Maudry Porter

With five kids phone conversations are not easy. In fact, they’re almost impossible. Someone is always screaming in the background. Everyone is suddenly starving and needs a snack RIGHT. NOW.

Over the years I’ve learned to postpone important conversations and reserve them for car rides (when all of the kids are strapped in and, thanks to my mini van, really far away from me). On Monday morning I got all of the kids loaded up in the car and we made our way to story time at the library.

I remembered that Maudry had called me the day before and left a voicemail. I gave the message a quick listen before I called her back. This is what I heard:

“Diana, how you doing baby? I’m calling to let you know that Ronald just died….. so I just want to let you know. So, call when you get this message. Thank you.”

Ronald was Maudry’s son. I immediately started crying and called her back. Someone else answered her phone and said she was unavailable. They took a message and said she’d call me back.

I drove all the way to the library in a daze wondering why I hadn’t listened to that voicemail earlier. Why hadn’t I answered when she first called? I wondered how she was doing. I wondered what happened to Ronald. She never mentioned anything was wrong last month when we talked. I know she would’ve mentioned it had there been something serious going on with him. She and Ronald were very close. And then, as I drove, I thought about who Maudry was to me and what she meant in my life.

Maudry Porter walked into my life when I was 8 years old. I saw her every day Monday through Friday for over 10 years.

My family had just moved to a very small town in Louisiana from New Jersey because of my dad’s job and we knew exactly NO ONE. Being an outsider in a small town is not easy. Everyone knew everyone else. They had known each other their whole lives, in fact.

Maudry came to work for our family because my mom (for the first time since I was born) was going to work. Maudry was hired as a babysitter, house cleaner and, when we were really lucky, a cook. She was with my brother, Joseph, and I while our parents were at work. She picked us up from school and stayed with us until our parents were home.

When we were young, Joseph loved playing pranks on her. He’d set up the ladder next to the house and lie on the concrete all sprawled out like a dead person with his eyes closed next to a pile of ketchup. She’d simultaneously laugh her infamous laugh and yell every time he pulled pranks like that.
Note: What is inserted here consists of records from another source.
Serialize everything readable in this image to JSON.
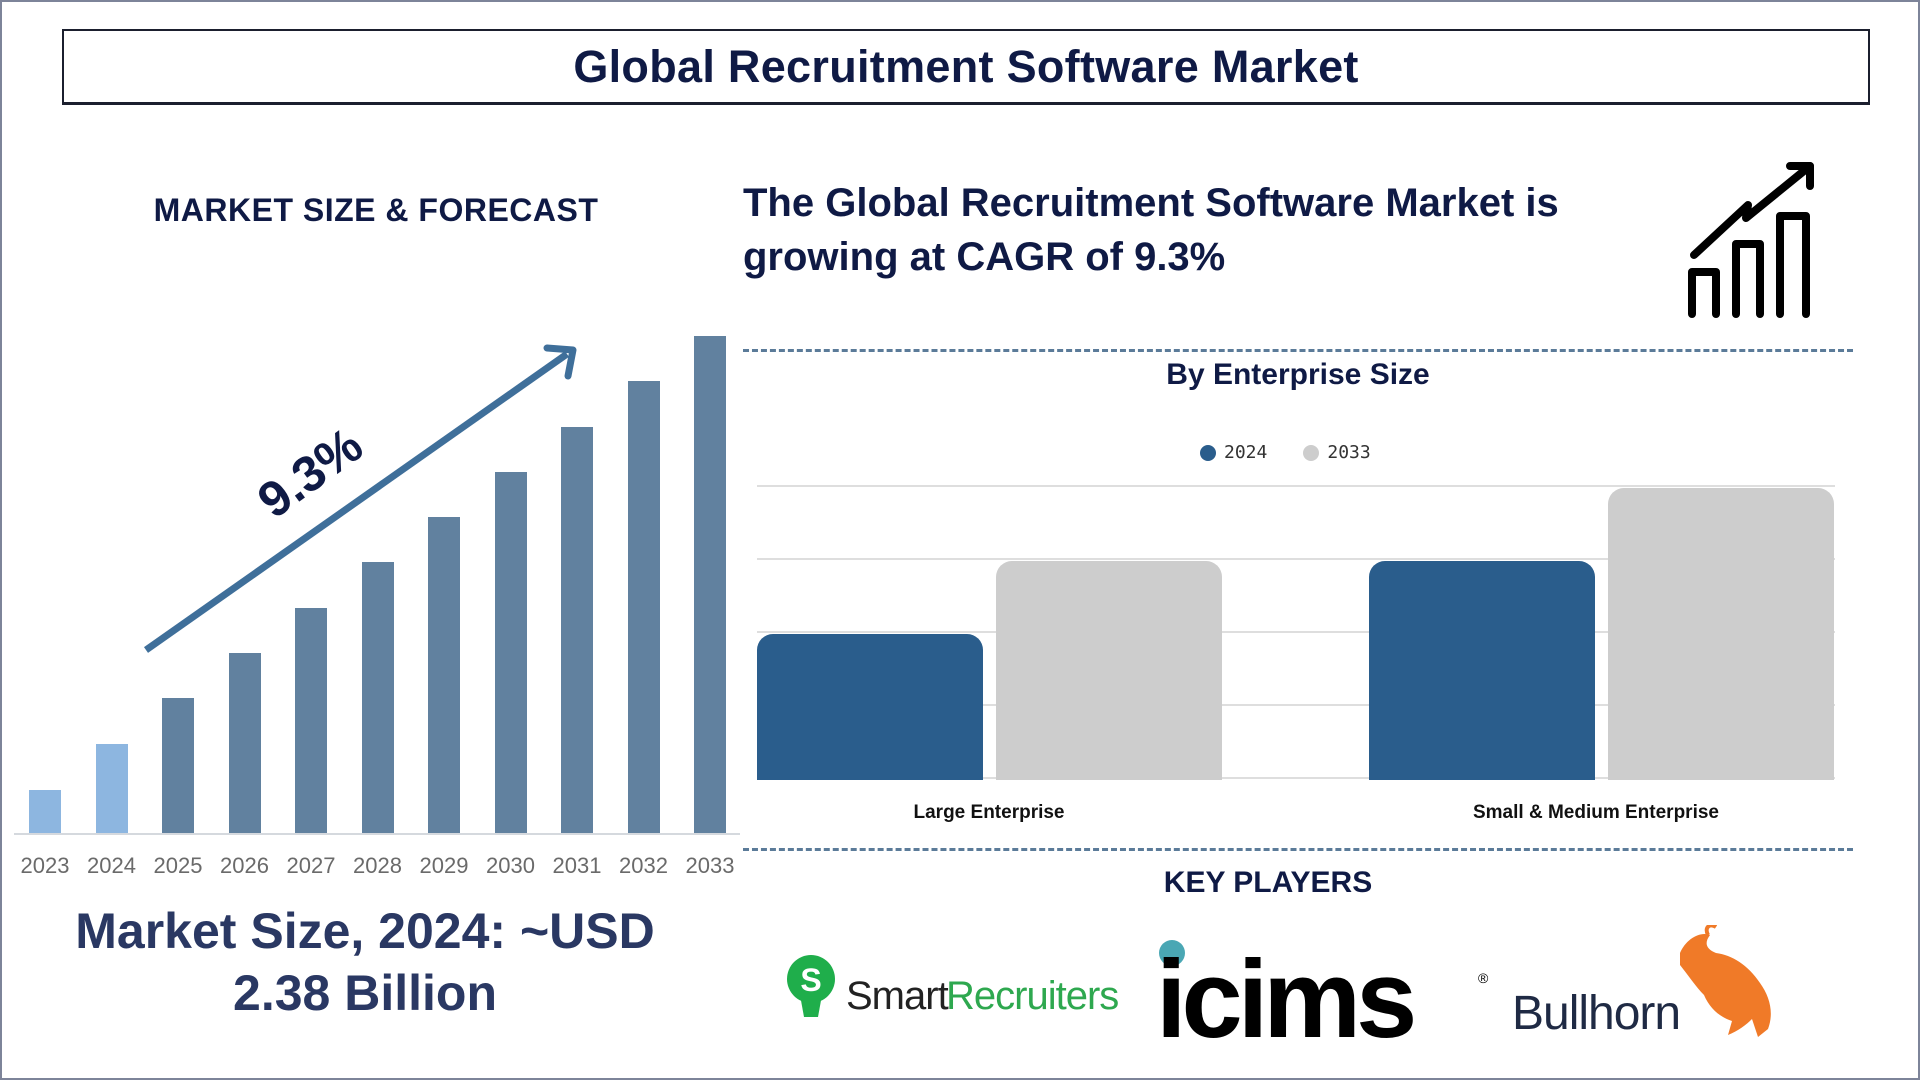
{
  "title": "Global Recruitment Software Market",
  "left_panel": {
    "heading": "MARKET SIZE & FORECAST",
    "cagr_label": "9.3%",
    "market_size_line1": "Market Size, 2024: ~USD",
    "market_size_line2": "2.38 Billion"
  },
  "right_panel": {
    "heading": "The Global Recruitment Software Market is growing at CAGR of 9.3%",
    "segment_heading": "By Enterprise Size",
    "key_players_heading": "KEY PLAYERS",
    "key_players": [
      "SmartRecruiters",
      "icims",
      "Bullhorn"
    ]
  },
  "colors": {
    "title_text": "#0f1a45",
    "historic_bar": "#8db6e0",
    "forecast_bar": "#61819f",
    "arrow": "#3f6f9a",
    "series_2024": "#2a5d8c",
    "series_2033": "#cdcdcd",
    "dash": "#5b7b99"
  },
  "chart_data": [
    {
      "type": "bar",
      "title": "MARKET SIZE & FORECAST",
      "categories": [
        "2023",
        "2024",
        "2025",
        "2026",
        "2027",
        "2028",
        "2029",
        "2030",
        "2031",
        "2032",
        "2033"
      ],
      "values": [
        35,
        73,
        110,
        147,
        184,
        221,
        258,
        295,
        332,
        369,
        406
      ],
      "value_units": "relative bar height (no axis shown)",
      "historic": [
        "2023",
        "2024"
      ],
      "forecast": [
        "2025",
        "2026",
        "2027",
        "2028",
        "2029",
        "2030",
        "2031",
        "2032",
        "2033"
      ],
      "annotation": "9.3%",
      "xlabel": "",
      "ylabel": "",
      "grid": false
    },
    {
      "type": "bar",
      "title": "By Enterprise Size",
      "categories": [
        "Large Enterprise",
        "Small & Medium Enterprise"
      ],
      "series": [
        {
          "name": "2024",
          "values": [
            2,
            3
          ]
        },
        {
          "name": "2033",
          "values": [
            3,
            4
          ]
        }
      ],
      "ylim": [
        0,
        4
      ],
      "grid": true,
      "legend_position": "top"
    }
  ]
}
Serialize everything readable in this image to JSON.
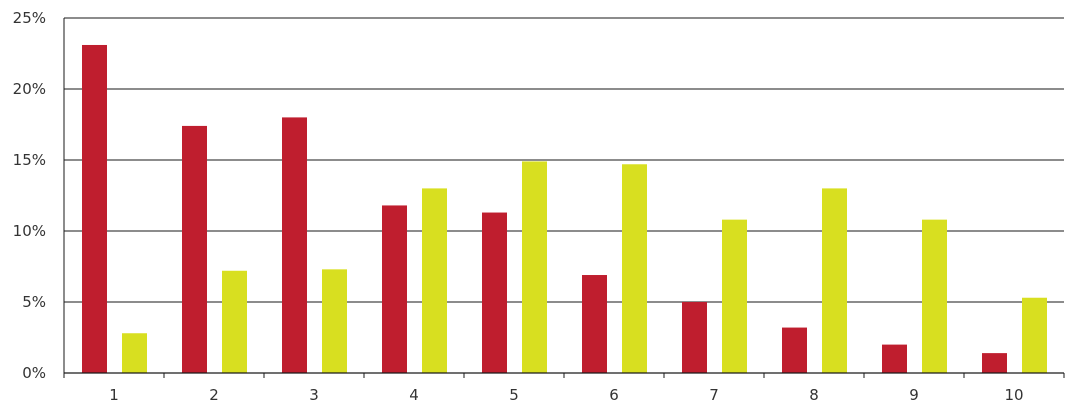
{
  "chart_data": {
    "type": "bar",
    "title": "",
    "xlabel": "",
    "ylabel": "",
    "categories": [
      "1",
      "2",
      "3",
      "4",
      "5",
      "6",
      "7",
      "8",
      "9",
      "10"
    ],
    "ylim": [
      0,
      25
    ],
    "yticks": [
      "0%",
      "5%",
      "10%",
      "15%",
      "20%",
      "25%"
    ],
    "grid": true,
    "series": [
      {
        "color": "#bf1e2e",
        "values": [
          23.1,
          17.4,
          18.0,
          11.8,
          11.3,
          6.9,
          5.0,
          3.2,
          2.0,
          1.4
        ]
      },
      {
        "color": "#d8df20",
        "values": [
          2.8,
          7.2,
          7.3,
          13.0,
          14.9,
          14.7,
          10.8,
          13.0,
          10.8,
          5.3
        ]
      }
    ]
  }
}
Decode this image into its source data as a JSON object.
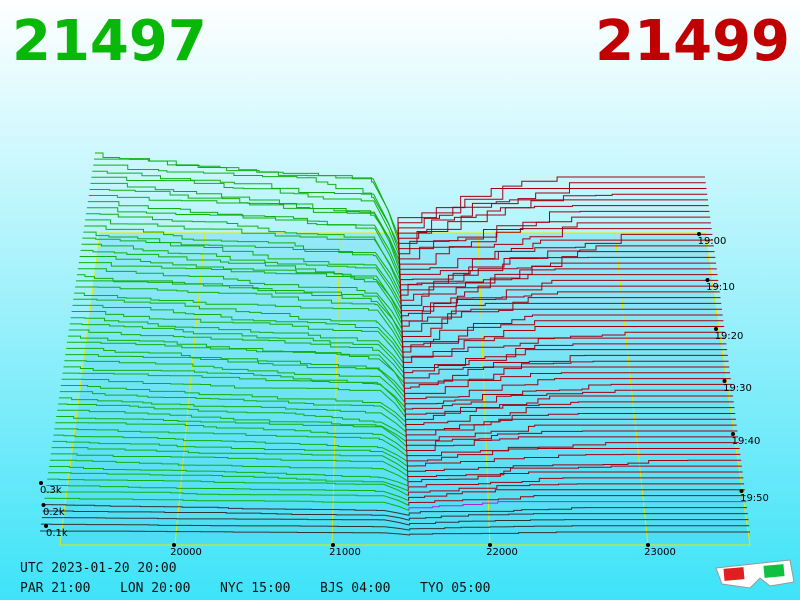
{
  "header": {
    "bid": "21497",
    "ask": "21499"
  },
  "depth_labels": [
    "0.3k",
    "0.2k",
    "0.1k"
  ],
  "price_labels": [
    "20000",
    "21000",
    "22000",
    "23000"
  ],
  "time_labels": [
    "19:00",
    "19:10",
    "19:20",
    "19:30",
    "19:40",
    "19:50"
  ],
  "clock": {
    "utc": "UTC 2023-01-20 20:00",
    "zones": [
      "PAR 21:00",
      "LON 20:00",
      "NYC 15:00",
      "BJS 04:00",
      "TYO 05:00"
    ]
  }
}
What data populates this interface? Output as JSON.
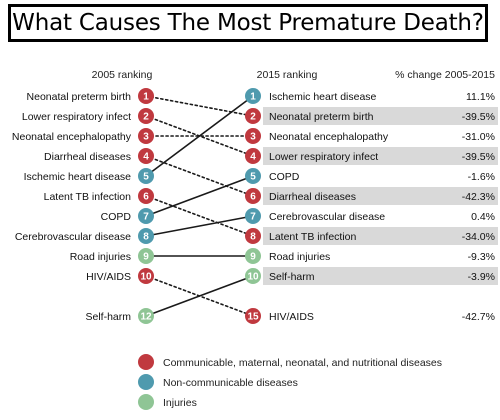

Maudry cultivated my love of food. She introduced me to chicken thighs, taught me the art behind a well made french fry and made “old fashioned” pancakes any time we were home from school sick. She also gave me my all time favorite graduation present after high school: a fry daddy (because she knew I would be lost at LSU without my nightly french fry fix).

She taught me about integrity by her example and talked to me a lot about how important it was to be true to your word. “You always wanna do BETTER than people expect you to do. Never do the bare minimum. Go above and beyond what you promise.”

Maudry quickly became a member of our family. She became a second mother to Joseph and I. And, in my adult years, she would become a friend. She was one of us. Family. And we all loved her. We loved her so much that even after Joseph and I were old enough to no longer need a babysitter and even after both Joseph and I had moved out of the house, she still stuck around with my parents cleaning messes that didn’t exist.

She was a member of our family, and you don’t let family go.

I’m snapped out of my nostalgic walk down memory lane by my ringing phone. Maudry is on the line. We talk about Ronald and what happened. He had been suffering with unexplained pain for months and had been to the doctor several times without any answers. I sat silently as I listened to her share the intimate details of her son’s death and his final moments. “That was the last time I talked to him,” she says. Even surrounded by the tsunami of heartbreak that comes with losing a child, she sounded strong. Like she always does.

Maudry has never cried the same way I do. She doesn’t crumble or sob. She is like an unbendable force and the tears fall silently from her eyes. She is tough.

As she shares the timeline of Ronald’s final moments I realize something. A couple hours after Ronald died, Maudry called ME. Her son had just died and she was reaching out to ME. She wasn’t just MY family, but I was HERS.

We talked a bit longer and just before I hung up I said “I love you Maudry” the words came out easily but just as they escaped my lips I realized it was the first time I’d ever told her how I felt about her. “I love you, too,” she replied. I knew she did.


Ronald was well known and well liked in the community, and he will be missed by many. He is survived by his wife, Lisa, his daughters, Lacey and Leah, and by his brother, Earl. And he leaves behind his mother, Maudry Porter, who is like a mother to me, too.